Lawyers representing The Pirate Bay co-founders, Frederik Neij and Gottfrid Warg, denied in a Dutch civil court yesterday that the Swedish men currently own the notorious BitTorrent tracker site.

They told the court that Neij and Warg sold TPB in 2006, and added that the outfit’s ex-mouthpiece, Peter Sunde, had never owned the site.

However, when questioned lawyer Ernst-Jan Louwers could not reveal to Judge Wil Tonkens whom the men had sold the site to, reports the Associated Press.

Neij, Warg and Sunde were in court disputing an earlier order that required the men to pay a daily fine of €30,000 for failing to shutter the TPB service in the Netherlands.

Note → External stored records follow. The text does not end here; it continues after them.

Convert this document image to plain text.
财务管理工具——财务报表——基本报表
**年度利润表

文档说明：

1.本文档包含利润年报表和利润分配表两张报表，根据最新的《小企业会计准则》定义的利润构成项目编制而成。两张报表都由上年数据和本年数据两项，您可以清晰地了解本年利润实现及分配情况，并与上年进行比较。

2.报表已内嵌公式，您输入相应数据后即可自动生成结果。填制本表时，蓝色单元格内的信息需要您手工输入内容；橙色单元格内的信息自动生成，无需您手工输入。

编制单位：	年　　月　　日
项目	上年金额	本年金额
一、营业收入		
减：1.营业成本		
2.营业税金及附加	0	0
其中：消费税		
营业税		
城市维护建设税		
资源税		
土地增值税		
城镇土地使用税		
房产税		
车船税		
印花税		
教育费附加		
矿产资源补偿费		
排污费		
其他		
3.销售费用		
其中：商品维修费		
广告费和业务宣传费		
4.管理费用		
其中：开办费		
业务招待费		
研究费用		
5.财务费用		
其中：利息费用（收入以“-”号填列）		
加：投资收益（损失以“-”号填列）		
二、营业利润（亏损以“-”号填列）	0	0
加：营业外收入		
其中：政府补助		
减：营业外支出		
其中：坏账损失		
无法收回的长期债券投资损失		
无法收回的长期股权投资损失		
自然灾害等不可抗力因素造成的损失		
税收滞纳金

In a separate move yesterday, Dutch pro-copyright group Stichting Brein - which first brought legal action against the operators behind TPB in July - sought a summary judgment against Seychelles-based firm and supposed Pirate Bay-registered owner, Reservella Ltd.

Its lawyers also demanded that web traffic between TPB and the Netherlands be halted.

A ruling in both cases is expected later this month. Meanwhile, an appeals hearing for the TPB men will take place in Sweden on 13 November.

Elsewhere, Sunde AKA BrokeP, remains characteristically shouty on Twitter and his blog where he has made serious claims that Brein faked evidence, which allegedly shows Neij listed as CEO of Reservella.

"We were quite sure [Neij] did not have an offshore company set up," he wrote in a long-winded blog post yesterday. "And if he did, at least he would be smart enough to not be a director in it."

BrokeP has also been pondering a Norwegian committee’s decision to award the Nobel peace prize to that lovely, handsome bloke, Barack Obama.